U.S. senators are pressuring the real estate website Zillow to provide transparency into its plans to sell possibly tens of thousands of homes to Wall Street investors, including a company that's the subject of inspection sweeps by the city of Minneapolis.

Zillow is shutting down its house-flipping division, with the goal of selling its entire portfolio of single-family houses by spring. An immediate buyer is reportedly Pretium Partners, a private equity firm that owns more than 200 houses in Minneapolis, most of which are concentrated on the North Side.

Pretium's business model hinges on converting houses into rentals set up to maximize returns for shareholders — at the expense of renters, housing researchers and advocates say.

Sen. Tina Smith, D-Minn., chair of the Senate housing subcommittee, wrote Zillow on Monday to express concern about the sales' potential to "destabilize local real estate markets."

"Troublingly, these types of sales have the ability to concentrate property ownership in the hands of a few, corporate-driven, out-of-town landlords with little meaningful connection to communities," Smith wrote. "In at least some areas of the country, these harms have been concentrated in communities of color, exacerbating longstanding inequities and limiting homebuying opportunities."

One of those places is north Minneapolis, where Pretium Partners owns hundreds of single-family rentals. Its management company is HavenBrook Homes, which housing activists accuse of raising rents and charging tenants hidden fees while making minimal efforts to maintain properties.

"[HavenBrook Homes] are not in the best shape," community organizer Chloe Jackson said during a rally for rent control in Minneapolis. "These tenants have major repair issues from infestations, with possums and squirrels, to broken windows, drafty cold windows in the winter, not having access to complete rooms, electricity going out and causing electrical fires."

Minneapolis voters agreed to legalize rent control this month.

City housing inspectors are conducting portfolio-wide inspections of HavenBrook Homes. So far, they have inspected 80 properties out of 223 and found housing code violations in 58% of them. The violations include missing smoke and carbon monoxide detectors, and hazardous electrical wiring.

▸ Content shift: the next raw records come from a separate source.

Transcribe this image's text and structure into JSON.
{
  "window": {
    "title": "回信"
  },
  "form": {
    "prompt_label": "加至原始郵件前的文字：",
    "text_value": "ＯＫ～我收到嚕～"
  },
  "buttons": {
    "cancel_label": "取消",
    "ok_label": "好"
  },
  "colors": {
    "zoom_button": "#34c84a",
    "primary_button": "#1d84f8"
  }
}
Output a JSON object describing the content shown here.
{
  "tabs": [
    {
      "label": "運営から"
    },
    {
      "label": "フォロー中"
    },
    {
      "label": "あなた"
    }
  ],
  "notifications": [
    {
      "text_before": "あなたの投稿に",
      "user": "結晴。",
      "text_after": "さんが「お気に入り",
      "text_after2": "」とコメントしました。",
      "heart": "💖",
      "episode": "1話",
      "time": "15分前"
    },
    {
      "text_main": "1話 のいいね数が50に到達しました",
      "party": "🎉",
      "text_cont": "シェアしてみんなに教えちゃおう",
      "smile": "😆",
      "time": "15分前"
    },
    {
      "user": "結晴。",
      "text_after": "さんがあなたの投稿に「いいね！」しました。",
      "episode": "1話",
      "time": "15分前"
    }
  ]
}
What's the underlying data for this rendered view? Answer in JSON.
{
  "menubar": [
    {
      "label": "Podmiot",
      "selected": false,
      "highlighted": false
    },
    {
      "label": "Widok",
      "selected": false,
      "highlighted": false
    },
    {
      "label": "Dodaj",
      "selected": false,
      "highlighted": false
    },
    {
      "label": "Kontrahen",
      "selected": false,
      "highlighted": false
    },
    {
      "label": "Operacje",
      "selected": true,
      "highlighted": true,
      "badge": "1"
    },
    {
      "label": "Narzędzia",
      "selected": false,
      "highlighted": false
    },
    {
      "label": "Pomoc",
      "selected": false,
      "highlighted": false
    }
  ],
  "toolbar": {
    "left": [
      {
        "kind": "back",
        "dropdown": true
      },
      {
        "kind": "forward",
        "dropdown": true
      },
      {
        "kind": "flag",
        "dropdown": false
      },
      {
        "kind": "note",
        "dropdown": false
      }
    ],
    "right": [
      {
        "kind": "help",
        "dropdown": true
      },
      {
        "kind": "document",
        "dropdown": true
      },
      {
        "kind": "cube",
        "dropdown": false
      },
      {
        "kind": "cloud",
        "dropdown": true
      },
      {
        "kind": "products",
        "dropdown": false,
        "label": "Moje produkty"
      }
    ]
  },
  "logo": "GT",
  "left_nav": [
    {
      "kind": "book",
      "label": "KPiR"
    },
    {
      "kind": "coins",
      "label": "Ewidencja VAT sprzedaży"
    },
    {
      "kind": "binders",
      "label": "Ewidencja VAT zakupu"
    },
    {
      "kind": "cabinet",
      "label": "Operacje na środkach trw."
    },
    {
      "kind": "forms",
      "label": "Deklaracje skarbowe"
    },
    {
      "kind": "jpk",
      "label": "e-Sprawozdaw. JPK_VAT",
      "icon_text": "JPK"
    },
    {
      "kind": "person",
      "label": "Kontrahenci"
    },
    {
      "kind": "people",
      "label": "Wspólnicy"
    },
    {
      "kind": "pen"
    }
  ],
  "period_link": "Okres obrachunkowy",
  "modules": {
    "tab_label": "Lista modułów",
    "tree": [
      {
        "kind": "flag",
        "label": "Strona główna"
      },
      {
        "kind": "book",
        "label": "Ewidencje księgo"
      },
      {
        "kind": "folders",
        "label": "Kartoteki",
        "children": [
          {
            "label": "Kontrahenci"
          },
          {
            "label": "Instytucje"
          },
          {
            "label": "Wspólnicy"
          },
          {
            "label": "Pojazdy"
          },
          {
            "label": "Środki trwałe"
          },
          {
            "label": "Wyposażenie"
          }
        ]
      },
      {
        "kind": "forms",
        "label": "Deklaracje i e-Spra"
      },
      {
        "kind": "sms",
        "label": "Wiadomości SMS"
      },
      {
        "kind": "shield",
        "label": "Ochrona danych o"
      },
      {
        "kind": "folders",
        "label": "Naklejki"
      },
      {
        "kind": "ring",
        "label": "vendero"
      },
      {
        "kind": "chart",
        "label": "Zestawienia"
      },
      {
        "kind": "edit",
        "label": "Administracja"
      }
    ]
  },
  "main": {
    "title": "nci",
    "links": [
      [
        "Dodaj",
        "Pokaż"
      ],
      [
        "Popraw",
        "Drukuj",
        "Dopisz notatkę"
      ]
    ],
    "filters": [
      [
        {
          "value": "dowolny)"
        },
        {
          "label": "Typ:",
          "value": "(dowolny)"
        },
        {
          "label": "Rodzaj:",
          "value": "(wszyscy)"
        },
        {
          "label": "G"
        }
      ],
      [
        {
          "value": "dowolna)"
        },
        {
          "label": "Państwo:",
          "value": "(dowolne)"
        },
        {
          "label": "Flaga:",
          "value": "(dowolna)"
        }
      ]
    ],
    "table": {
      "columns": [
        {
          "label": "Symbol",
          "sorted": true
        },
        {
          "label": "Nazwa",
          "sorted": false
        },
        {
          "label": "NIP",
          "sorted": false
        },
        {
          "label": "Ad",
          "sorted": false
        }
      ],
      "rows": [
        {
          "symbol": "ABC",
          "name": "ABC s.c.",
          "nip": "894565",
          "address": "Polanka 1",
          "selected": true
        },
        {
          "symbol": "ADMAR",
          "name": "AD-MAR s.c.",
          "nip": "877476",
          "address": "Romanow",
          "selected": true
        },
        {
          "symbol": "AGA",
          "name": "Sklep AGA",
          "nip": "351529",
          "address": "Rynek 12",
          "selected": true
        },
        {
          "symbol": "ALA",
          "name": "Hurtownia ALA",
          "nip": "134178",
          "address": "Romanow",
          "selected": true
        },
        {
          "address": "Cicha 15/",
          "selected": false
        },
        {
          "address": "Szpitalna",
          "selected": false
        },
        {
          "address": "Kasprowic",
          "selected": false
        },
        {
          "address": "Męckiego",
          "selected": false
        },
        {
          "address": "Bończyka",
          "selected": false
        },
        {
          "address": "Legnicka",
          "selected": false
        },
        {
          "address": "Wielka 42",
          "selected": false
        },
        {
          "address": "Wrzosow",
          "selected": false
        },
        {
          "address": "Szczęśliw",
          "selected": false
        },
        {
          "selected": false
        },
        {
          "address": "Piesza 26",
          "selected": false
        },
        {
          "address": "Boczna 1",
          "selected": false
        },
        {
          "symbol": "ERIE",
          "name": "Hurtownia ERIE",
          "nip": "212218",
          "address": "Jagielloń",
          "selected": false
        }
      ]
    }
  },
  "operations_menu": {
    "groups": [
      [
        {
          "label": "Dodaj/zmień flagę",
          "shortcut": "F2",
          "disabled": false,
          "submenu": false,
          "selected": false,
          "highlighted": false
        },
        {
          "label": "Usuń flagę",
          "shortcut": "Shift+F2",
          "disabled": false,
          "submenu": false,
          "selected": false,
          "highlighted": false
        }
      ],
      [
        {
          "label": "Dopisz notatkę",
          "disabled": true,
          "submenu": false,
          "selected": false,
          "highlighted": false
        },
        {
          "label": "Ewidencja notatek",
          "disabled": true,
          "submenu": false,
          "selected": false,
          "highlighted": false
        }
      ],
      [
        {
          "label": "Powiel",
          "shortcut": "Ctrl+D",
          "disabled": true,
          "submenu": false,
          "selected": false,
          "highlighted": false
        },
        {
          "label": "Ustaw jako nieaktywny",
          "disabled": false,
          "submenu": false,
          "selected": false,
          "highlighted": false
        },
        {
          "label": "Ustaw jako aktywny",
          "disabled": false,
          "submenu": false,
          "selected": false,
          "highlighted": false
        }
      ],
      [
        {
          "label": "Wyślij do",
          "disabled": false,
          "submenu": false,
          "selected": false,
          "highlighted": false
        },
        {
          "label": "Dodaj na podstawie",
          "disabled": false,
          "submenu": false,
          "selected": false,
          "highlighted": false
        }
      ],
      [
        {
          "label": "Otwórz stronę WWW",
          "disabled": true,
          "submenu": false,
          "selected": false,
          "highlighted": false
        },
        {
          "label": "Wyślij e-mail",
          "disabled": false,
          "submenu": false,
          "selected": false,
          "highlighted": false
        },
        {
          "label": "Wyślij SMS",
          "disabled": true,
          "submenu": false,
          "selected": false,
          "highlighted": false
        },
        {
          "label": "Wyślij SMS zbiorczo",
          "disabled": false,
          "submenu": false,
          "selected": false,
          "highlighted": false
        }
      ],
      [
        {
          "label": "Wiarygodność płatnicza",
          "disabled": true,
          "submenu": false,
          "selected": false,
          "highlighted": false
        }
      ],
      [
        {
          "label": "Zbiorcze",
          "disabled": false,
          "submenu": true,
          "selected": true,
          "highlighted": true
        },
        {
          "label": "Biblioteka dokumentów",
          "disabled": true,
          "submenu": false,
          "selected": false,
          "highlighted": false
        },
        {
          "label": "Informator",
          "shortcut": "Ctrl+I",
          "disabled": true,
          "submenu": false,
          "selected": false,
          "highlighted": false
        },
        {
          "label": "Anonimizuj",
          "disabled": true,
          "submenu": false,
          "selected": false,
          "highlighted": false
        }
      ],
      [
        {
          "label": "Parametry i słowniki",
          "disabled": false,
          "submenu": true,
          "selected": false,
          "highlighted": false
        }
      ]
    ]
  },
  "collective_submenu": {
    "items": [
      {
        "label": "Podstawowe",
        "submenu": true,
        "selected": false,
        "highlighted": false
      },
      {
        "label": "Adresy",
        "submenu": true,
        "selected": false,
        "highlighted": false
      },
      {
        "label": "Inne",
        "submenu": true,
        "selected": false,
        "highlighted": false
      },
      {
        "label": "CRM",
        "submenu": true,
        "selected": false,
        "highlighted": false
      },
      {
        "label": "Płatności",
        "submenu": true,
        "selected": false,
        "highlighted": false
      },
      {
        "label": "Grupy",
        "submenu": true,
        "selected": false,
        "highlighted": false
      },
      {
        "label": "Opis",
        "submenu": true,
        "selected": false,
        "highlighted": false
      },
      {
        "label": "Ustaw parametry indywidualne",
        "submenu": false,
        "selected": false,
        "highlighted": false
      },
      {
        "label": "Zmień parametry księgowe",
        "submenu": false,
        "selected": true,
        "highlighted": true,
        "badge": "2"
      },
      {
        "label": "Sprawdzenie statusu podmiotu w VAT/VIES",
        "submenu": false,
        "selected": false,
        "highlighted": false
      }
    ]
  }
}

"Pretium is committed to providing the highest-quality rental housing experience possible by offering consistent, dependable and attentive service," Pretium said in a statement Wednesday. "While we continue to invest significantly in improving these homes and integrating the service infrastructure, it takes time. As the new owner of Havenbrook, Pretium has stepped in to address pre-existing violations and make substantial improvements to an underinvested set of Havenbrook properties by spending more than $46 million on renovations and maintenance."

In a November letter to shareholders, Zillow said it would wind down its homebuying program, Zillow Offers, and sell tens of thousands of houses over the next few financial quarters. The program has been too risky while providing too little return on equity, according to the letter, which blamed "a global pandemic, a temporary freezing of the housing market, and then a supply-demand imbalance that led to a rise in home prices at an unprecedented scale" for the company's inability to accurately forecast home prices.

Shutting down Zillow Offers will force the company to reduce its workforce by one-fourth.

"If [Zillow is] losing money, then it makes sense to just sell it as a package to whoever's willing to buy them rather than one at a time," said Michael Goldman, a University of Minnesota professor of sociology and global studies who researches private equity landlords in the Twin Cities. "That's the business of these monopolies like Pretium, is to buy huge amounts like from foreclosure, from banks. … So this is perfect for them."

The Wall Street Journal reported Wednesday that Zillow has agreed to sell thousands of houses to Pretium Partners. Neither company has officially confirmed the reports.

"As we wind down our iBuying operations, we continue to sell homes the way we always have, which includes marketing them on the open market to sell them to all types of buyers such as individuals and families, institutional or individual investors and nonprofits," Zillow said in a statement.

Smith's letter, which was also signed by Sens. Sherrod Brown, D-Ohio, chair of the banking committee, and Jack Reed, D-R.I., asked Zillow to disclose the total number and locations of the houses it plans to sell; what efforts have been made to transfer the properties to individual buyers or community-based nonprofits; and how many properties it has sold to institutional investors since the start of January 2020.

Zillow owns about 140 houses in the Twin Cities area.